In the past, some contractors have been worried that training their staff to specify and install zoned systems would increase the time required and therefore increase costs. But as zoning has grown in popularity, new system designs have made zoning much more affordable and simple, says DiBenedetto.

Some homes demand a complex zone system because of unusual floor plans, special uses, and large shifts in thermal load. But in most cases, a simple two-zone or three-zone system is sufficient to provide desired comfort throughout the home, he believes.

“In a particularly large home, two hvac systems may be required. So, a single system with zoning is not a fix for every situation,” says DiBenedetto. “But in a lot of instances, it’s a great option, especially with the many design features that are common today, like rambling floor plans, multiple levels, large windows, and lower level ‘bonus’ rooms.”

Installing a single hvac system with zoning instead of a two-unit system could save a considerable amount in labor and materials costs, too, he says.

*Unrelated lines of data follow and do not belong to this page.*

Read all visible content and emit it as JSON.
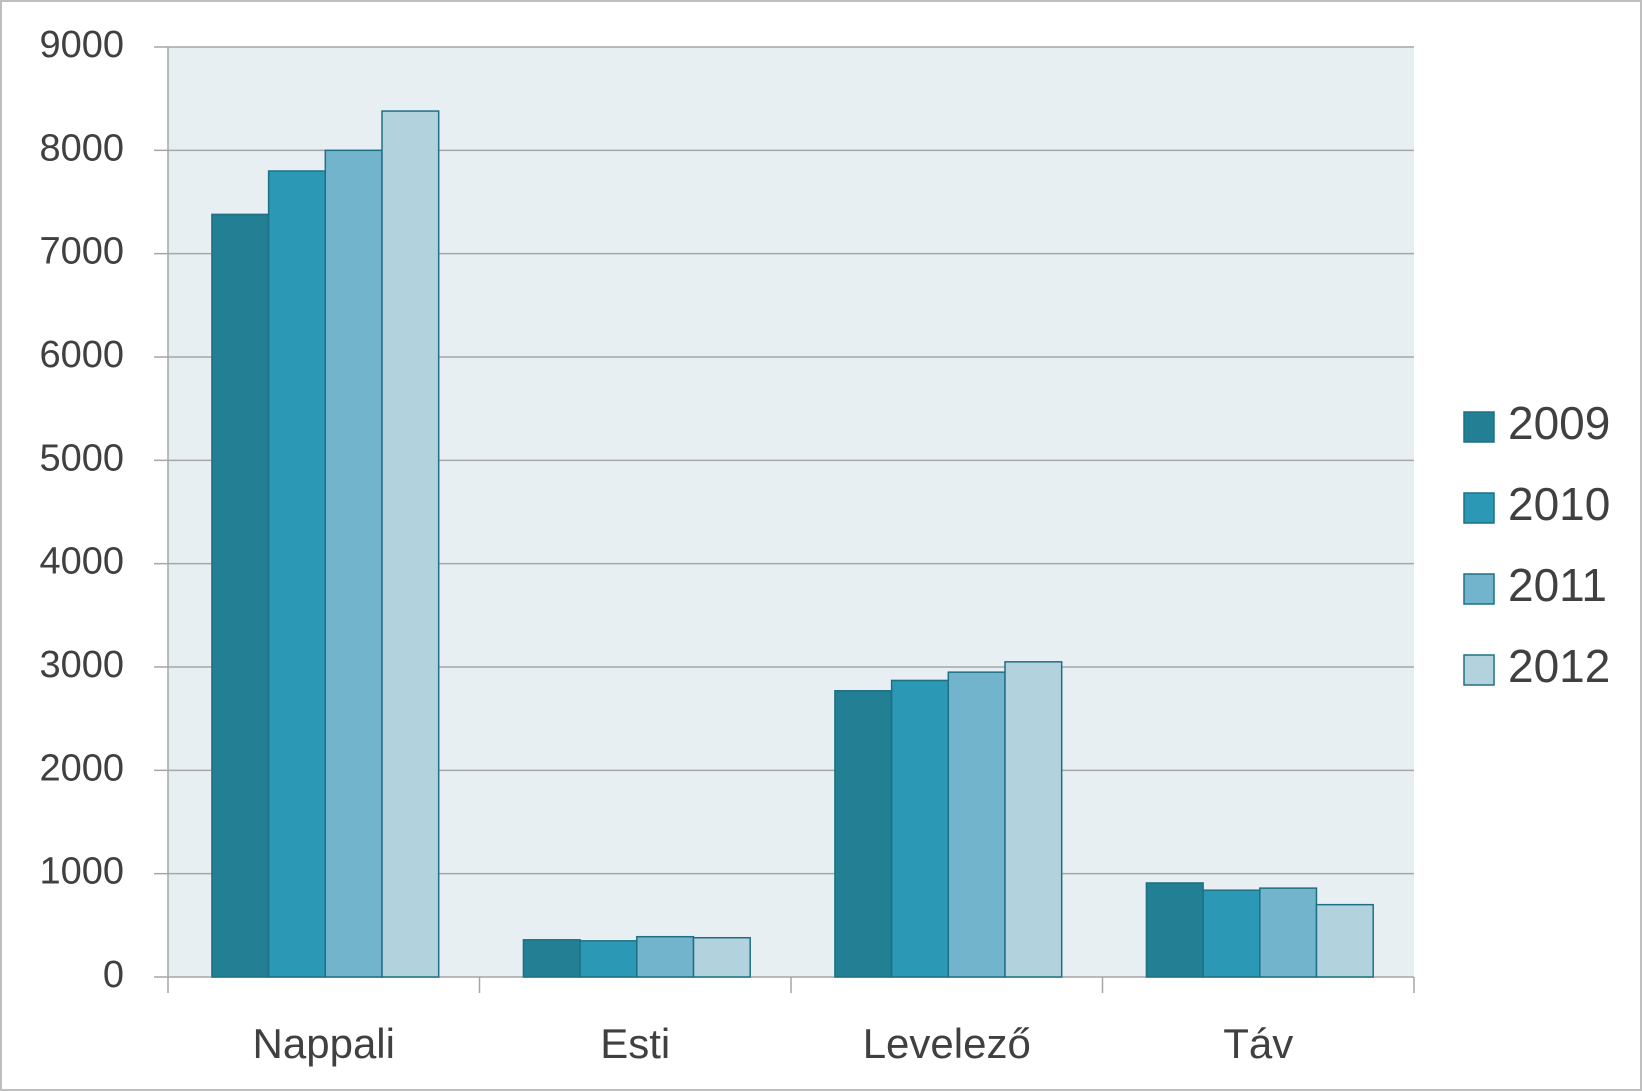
{
  "chart_data": {
    "type": "bar",
    "categories": [
      "Nappali",
      "Esti",
      "Levelező",
      "Táv"
    ],
    "series": [
      {
        "name": "2009",
        "color": "#227f94",
        "values": [
          7380,
          360,
          2770,
          910
        ]
      },
      {
        "name": "2010",
        "color": "#2b98b5",
        "values": [
          7800,
          350,
          2870,
          840
        ]
      },
      {
        "name": "2011",
        "color": "#73b4cd",
        "values": [
          8000,
          390,
          2950,
          860
        ]
      },
      {
        "name": "2012",
        "color": "#b2d2de",
        "values": [
          8380,
          380,
          3050,
          700
        ]
      }
    ],
    "ylim": [
      0,
      9000
    ],
    "yticks": [
      0,
      1000,
      2000,
      3000,
      4000,
      5000,
      6000,
      7000,
      8000,
      9000
    ],
    "grid": true,
    "legend": "right"
  }
}
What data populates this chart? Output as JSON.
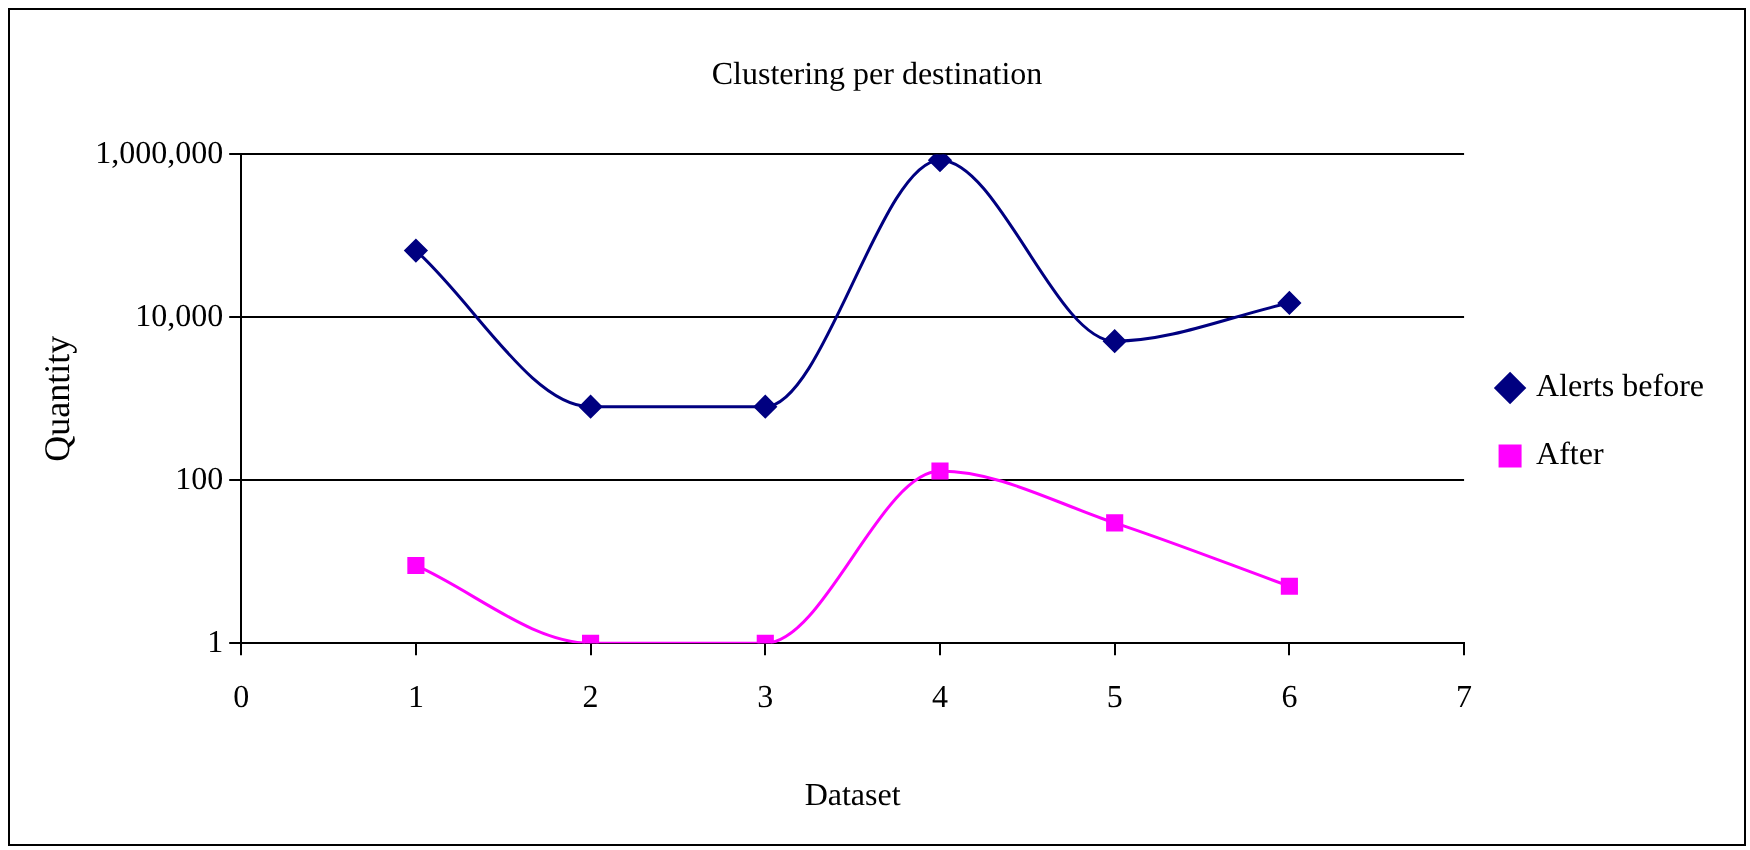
{
  "chart_data": {
    "type": "line",
    "title": "Clustering per destination",
    "xlabel": "Dataset",
    "ylabel": "Quantity",
    "x": [
      1,
      2,
      3,
      4,
      5,
      6
    ],
    "series": [
      {
        "name": "Alerts before",
        "color": "#000080",
        "marker": "diamond",
        "values": [
          66000,
          800,
          800,
          850000,
          5100,
          15000
        ]
      },
      {
        "name": "After",
        "color": "#ff00ff",
        "marker": "square",
        "values": [
          9,
          1,
          1,
          130,
          30,
          5
        ]
      }
    ],
    "log": "y",
    "xlim": [
      0,
      7
    ],
    "xticks": [
      0,
      1,
      2,
      3,
      4,
      5,
      6,
      7
    ],
    "ylim": [
      1,
      1000000
    ],
    "yticks": [
      1,
      100,
      {
        "value": 10000,
        "label": "10,000"
      },
      {
        "value": 1000000,
        "label": "1,000,000"
      }
    ],
    "grid": "y",
    "legend": "right"
  }
}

A savings can be realized in labor costs alone, because the installation of a single system with zoning takes far less time than the installation of two separate systems, he says.

In DiBenedetto’s case, he has been successful the past three years selling PerfectTemp™ zone control systems, manufactured by Research Products Corp. (Madison, WI).

“I recommend a PerfectTemp system to a builder, I not only save myself time and money, but I’m offering a great solution to the builder and homeowner, and I can use the extra time to invest in the next job,” he says.